What we're looking for:
- Production experience with vLLM, TensorRT-LLM, TGI, or equivalent at multi-GPU scale
- Model quantisation expertise: GPTQ, AWQ, GGUF, bitsandbytes
- Multi-node inference: tensor/pipeline/expert parallelism
- Air-gapped or classified environment deployment experience strongly preferred
- Offline dependency packaging: conda-pack, pip wheels, container images
If you are available and interested in this new role please send a current CV.
LLM Inference & Deployment Engineer in London employer: Synergetic
Contact Detail:
Synergetic Recruiting Team
StudySmarter Expert Advice 🤫
We think this is how you could land LLM Inference & Deployment Engineer in London
✨Tip Number 1
Network, network, network! Reach out to folks in your industry on LinkedIn or at meetups. We all know that sometimes it’s not just what you know, but who you know that can get you in the door.
✨Tip Number 2
Prepare for those interviews like a pro! Research the company and the role thoroughly. We want you to be able to discuss how your experience with deploying large models fits perfectly into their needs.
✨Tip Number 3
Showcase your skills through projects or contributions. If you've worked on similar deployments or have relevant side projects, make sure to highlight them. We love seeing practical examples of your expertise!
✨Tip Number 4
Apply directly through our website! It’s the best way to ensure your application gets seen by the right people. Plus, we’re always on the lookout for talent that matches our needs.
We think you need these skills to ace LLM Inference & Deployment Engineer in London
Some tips for your application 🫡
Tailor Your CV: Make sure your CV highlights your experience with deploying large models in air-gapped environments. We want to see specific examples of your work with GPU clusters and any relevant tools you've used, like vLLM or TensorRT-LLM.
Showcase Your Skills: Don’t just list your skills; demonstrate them! Include details about your expertise in model quantisation and multi-node inference. We’re looking for someone who can really own the inference infrastructure, so make that clear!

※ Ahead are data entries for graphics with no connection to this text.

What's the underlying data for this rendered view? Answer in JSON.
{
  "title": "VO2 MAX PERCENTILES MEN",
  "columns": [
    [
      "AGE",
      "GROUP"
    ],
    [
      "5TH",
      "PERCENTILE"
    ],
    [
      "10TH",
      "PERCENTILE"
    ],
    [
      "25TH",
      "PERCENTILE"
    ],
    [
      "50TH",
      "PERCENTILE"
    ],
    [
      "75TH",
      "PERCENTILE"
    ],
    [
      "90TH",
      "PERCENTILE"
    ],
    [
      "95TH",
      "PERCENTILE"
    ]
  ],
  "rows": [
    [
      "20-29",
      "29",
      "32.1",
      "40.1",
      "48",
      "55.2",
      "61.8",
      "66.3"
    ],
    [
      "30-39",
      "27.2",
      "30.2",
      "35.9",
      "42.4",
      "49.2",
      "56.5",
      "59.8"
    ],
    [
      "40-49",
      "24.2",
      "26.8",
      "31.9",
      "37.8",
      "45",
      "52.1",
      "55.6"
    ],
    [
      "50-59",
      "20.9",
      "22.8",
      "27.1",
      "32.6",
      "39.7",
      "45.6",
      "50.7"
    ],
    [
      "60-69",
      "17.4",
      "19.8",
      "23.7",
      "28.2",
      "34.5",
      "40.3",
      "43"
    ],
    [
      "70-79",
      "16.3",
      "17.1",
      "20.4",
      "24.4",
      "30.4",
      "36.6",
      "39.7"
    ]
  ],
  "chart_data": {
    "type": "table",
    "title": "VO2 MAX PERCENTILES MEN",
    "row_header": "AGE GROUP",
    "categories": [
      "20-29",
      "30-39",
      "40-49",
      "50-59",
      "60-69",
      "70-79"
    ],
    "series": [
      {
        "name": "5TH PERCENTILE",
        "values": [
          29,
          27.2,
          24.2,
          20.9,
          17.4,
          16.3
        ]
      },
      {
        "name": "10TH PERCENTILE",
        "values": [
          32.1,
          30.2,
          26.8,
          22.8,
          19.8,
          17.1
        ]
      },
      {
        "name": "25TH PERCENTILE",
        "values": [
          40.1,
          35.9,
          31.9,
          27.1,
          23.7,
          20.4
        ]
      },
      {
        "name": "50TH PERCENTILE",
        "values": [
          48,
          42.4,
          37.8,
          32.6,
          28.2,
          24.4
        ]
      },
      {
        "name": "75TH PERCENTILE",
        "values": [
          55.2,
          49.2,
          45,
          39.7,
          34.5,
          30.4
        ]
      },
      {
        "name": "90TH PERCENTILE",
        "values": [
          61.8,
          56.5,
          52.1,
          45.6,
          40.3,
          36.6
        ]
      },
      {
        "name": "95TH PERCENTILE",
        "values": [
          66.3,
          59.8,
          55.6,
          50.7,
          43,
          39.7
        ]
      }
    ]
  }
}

Be Clear and Concise: Keep your application straightforward and to the point. We appreciate clarity, so avoid jargon unless it’s necessary. Make it easy for us to see why you’re a great fit for this specialist role.
Apply Through Our Website: We encourage you to apply directly through our website. It helps us keep track of applications better and ensures you don’t miss out on any important updates from us!
How to prepare for a job interview at Synergetic
✨Know Your Models Inside Out
Make sure you can discuss the deployment of large models like vLLM or TensorRT-LLM in detail. Be prepared to explain your experience with model quantisation techniques and how they impact performance in air-gapped environments.
✨Demonstrate Your Infrastructure Skills
Be ready to talk about your end-to-end ownership of inference infrastructure. Highlight your strategies for GPU allocation, batching, and ensuring reliability under compliance scrutiny. Real-world examples will make your points more compelling.
✨Showcase Your Problem-Solving Abilities
Prepare to discuss challenges you've faced in deploying models in classified environments. Think of specific instances where you had to innovate or adapt your approach to meet strict requirements, and share those stories.
✨Familiarise Yourself with Offline Packaging
Brush up on your knowledge of offline dependency packaging tools like conda-pack and pip wheels. Being able to explain how you’ve used these tools in previous roles will demonstrate your readiness for this position.